A strong brand helps keep a company’s products and services from turning into commodities. People buy brands because they feel the branded items provide
higher status (people buy brands that they feel mesh with their identities)
greater quality (you don’t want the generic or off-brand antihistamine, because you believe it won’t work as well as the name brand); and
safety (you’re not sure about the standards of that car-repair shop, so a national chain seems like a better bet).
Higher Market Value
Partly due to the ability to charge higher prices with less price pressure, a strong brand increases a company’s market value. Companies with strong brands have higher valuations and provide better shareholder returns than similar companies with weak brands.
Strong brands also protect companies in turbulent and recessionary markets. No company is immune to a serious financial crisis, but strong brands are more likely to survive them; the companies that struggle the most are the ones with the weakest brands.
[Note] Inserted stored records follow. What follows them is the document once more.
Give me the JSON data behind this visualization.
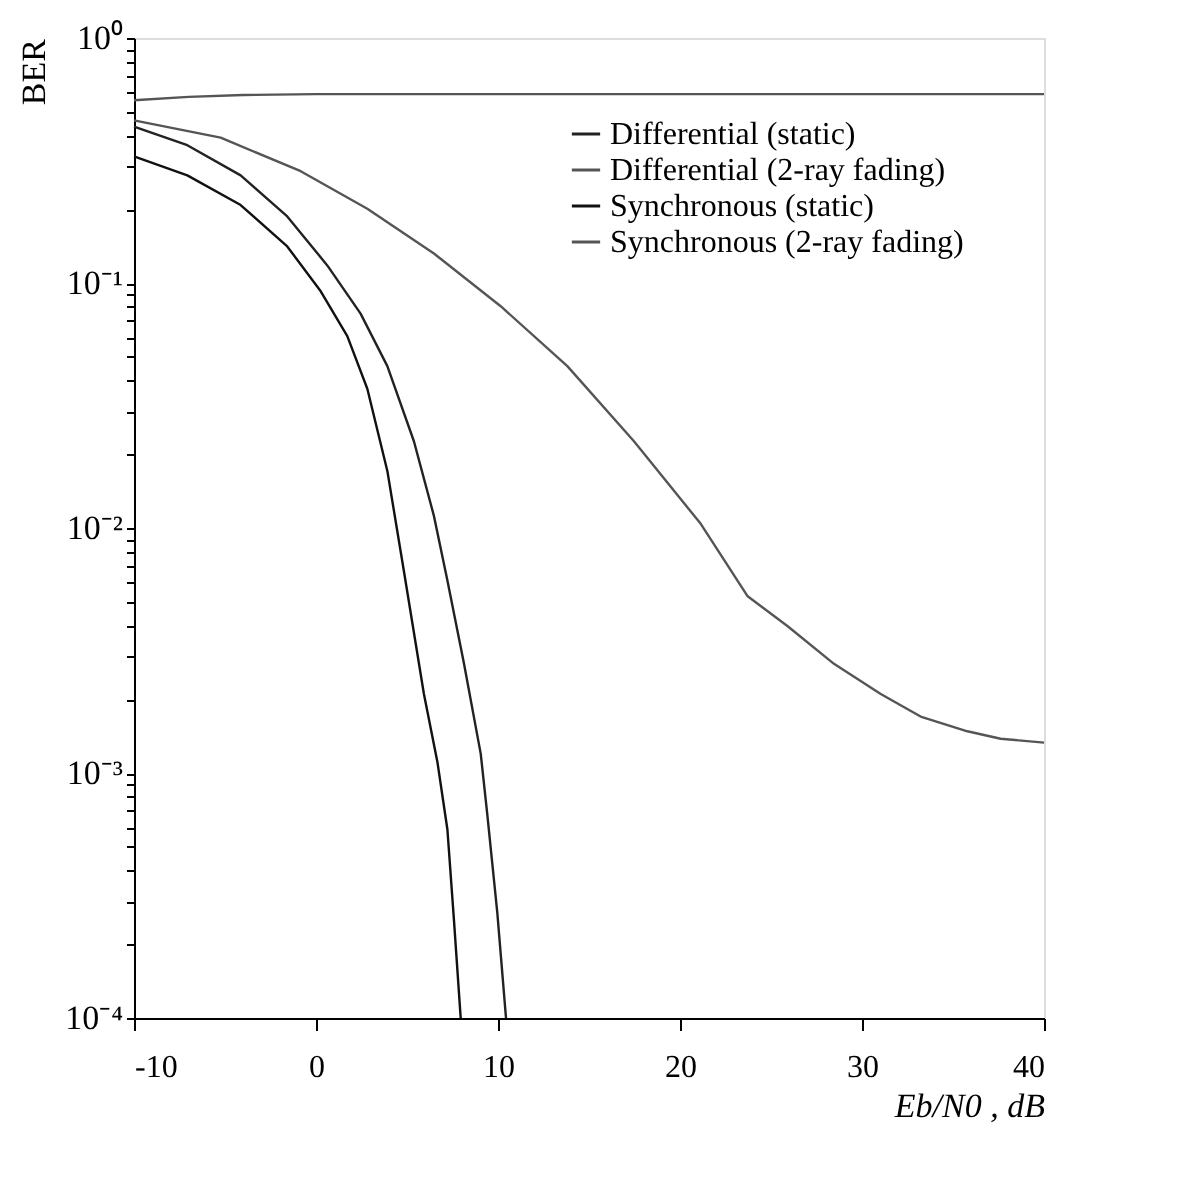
{
  "chart_data": {
    "type": "line",
    "xlabel": "Eb/N0 , dB",
    "ylabel": "BER",
    "log": "y",
    "grid": false,
    "legend": "top right",
    "line_style": "solid",
    "marker": "none",
    "xlim": [
      -10,
      40
    ],
    "xticks": [
      -10,
      0,
      10,
      20,
      30,
      40
    ],
    "ylim": [
      0.0001,
      1
    ],
    "yticks": [
      {
        "value": 1,
        "label": "10⁰"
      },
      {
        "value": 0.1,
        "label": "10⁻¹"
      },
      {
        "value": 0.01,
        "label": "10⁻²"
      },
      {
        "value": 0.001,
        "label": "10⁻³"
      },
      {
        "value": 0.0001,
        "label": "10⁻⁴"
      },
      {
        "value": 0.2,
        "label": null
      },
      {
        "value": 0.3,
        "label": null
      },
      {
        "value": 0.4,
        "label": null
      },
      {
        "value": 0.5,
        "label": null
      },
      {
        "value": 0.6,
        "label": null
      },
      {
        "value": 0.7,
        "label": null
      },
      {
        "value": 0.8,
        "label": null
      },
      {
        "value": 0.9,
        "label": null
      },
      {
        "value": 0.02,
        "label": null
      },
      {
        "value": 0.03,
        "label": null
      },
      {
        "value": 0.04,
        "label": null
      },
      {
        "value": 0.05,
        "label": null
      },
      {
        "value": 0.06,
        "label": null
      },
      {
        "value": 0.07,
        "label": null
      },
      {
        "value": 0.08,
        "label": null
      },
      {
        "value": 0.09,
        "label": null
      },
      {
        "value": 0.002,
        "label": null
      },
      {
        "value": 0.003,
        "label": null
      },
      {
        "value": 0.004,
        "label": null
      },
      {
        "value": 0.005,
        "label": null
      },
      {
        "value": 0.006,
        "label": null
      },
      {
        "value": 0.007,
        "label": null
      },
      {
        "value": 0.008,
        "label": null
      },
      {
        "value": 0.009,
        "label": null
      },
      {
        "value": 0.0002,
        "label": null
      },
      {
        "value": 0.0003,
        "label": null
      },
      {
        "value": 0.0004,
        "label": null
      },
      {
        "value": 0.0005,
        "label": null
      },
      {
        "value": 0.0006,
        "label": null
      },
      {
        "value": 0.0007,
        "label": null
      },
      {
        "value": 0.0008,
        "label": null
      },
      {
        "value": 0.0009,
        "label": null
      }
    ],
    "series": [
      {
        "name": "Differential (static)",
        "color": "#222222",
        "x": [
          -10,
          -7.07,
          -4.14,
          -1.58,
          0.62,
          2.45,
          3.92,
          5.38,
          6.48,
          7.22,
          8.13,
          9.05,
          9.41,
          9.96,
          10.44
        ],
        "values": [
          0.435,
          0.365,
          0.275,
          0.187,
          0.118,
          0.075,
          0.0458,
          0.0226,
          0.0112,
          0.0061,
          0.0028,
          0.0012,
          0.00068,
          0.00027,
          0.0001
        ]
      },
      {
        "name": "Differential (2-ray fading)",
        "color": "#555555",
        "x": [
          -10,
          -7,
          -4,
          0,
          5,
          10,
          20,
          30,
          40
        ],
        "values": [
          0.557,
          0.575,
          0.585,
          0.59,
          0.59,
          0.59,
          0.59,
          0.59,
          0.59
        ]
      },
      {
        "name": "Synchronous (static)",
        "color": "#111111",
        "x": [
          -10,
          -7.07,
          -4.14,
          -1.58,
          0.26,
          1.72,
          2.82,
          3.92,
          4.84,
          5.93,
          6.67,
          7.22,
          7.58,
          7.95
        ],
        "values": [
          0.329,
          0.275,
          0.208,
          0.141,
          0.0925,
          0.0607,
          0.037,
          0.0171,
          0.0066,
          0.0021,
          0.00111,
          0.000588,
          0.000251,
          0.0001
        ]
      },
      {
        "name": "Synchronous (2-ray fading)",
        "color": "#555555",
        "x": [
          -10,
          -5.24,
          -0.84,
          2.82,
          6.48,
          10.15,
          13.81,
          17.47,
          21.14,
          23.7,
          25.9,
          28.46,
          31.03,
          33.22,
          35.79,
          37.62,
          40
        ],
        "values": [
          0.461,
          0.392,
          0.286,
          0.201,
          0.132,
          0.0804,
          0.0458,
          0.0226,
          0.0104,
          0.00528,
          0.00398,
          0.00279,
          0.0021,
          0.0017,
          0.00148,
          0.00138,
          0.00133
        ]
      }
    ]
  }
}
Why? Money is more precious than before, so people want to make “safe” choices about where to spend it. Strong brands seem like safe bets for the quality and safety reasons mentioned above.
This is particularly true in business-to-business markets during rough times (like right now). Business decisions are under greater scrutiny, and in recessionary times, executives are less willing to take risks and will work with company brands they know.
The same dynamic applies to consumer sales. People are much more inclined to buy one “good” thing in many product and service categories rather than something they feel could fail or disappoint — per the adage, “You get what you pay for.”
Market domination comes with a strong brand. Who is going to compete with Facebook? My Space quickly perished. Google’s attempt to take on Facebook with Google+ also failed. More than any other company, Google should have been able to rival the social networking giant. However, Facebook is so entrenched that even Google had to throw in the towel.
Well established brands make it extremely painful for competitors to enter the market. In fact, a predominant brand in a category will often discourage market entrants entirely.
People Want to Work with You
People get starry eyed about working with organizations that have impressive brands. Saying that you work for or with a name-brand corporation is notable and exciting. Who would not like to have Google or Tesla on his or her resume?
Well branded companies will find it easier to hire top-notch candidates and will find more favorable terms from suppliers and partners. A strong brand improves the company’s value proposition for internal and external stakeholders alike.
And because of the increased value of working with a name brand, companies that have them will find they are offered increased and more favorable business opportunities.
Companies want partnerships with strongly branded organizations. Highly valued brands are offered lucrative licensing deals. And companies with robust brands are more likely to see acquisition opportunities under very favorable terms.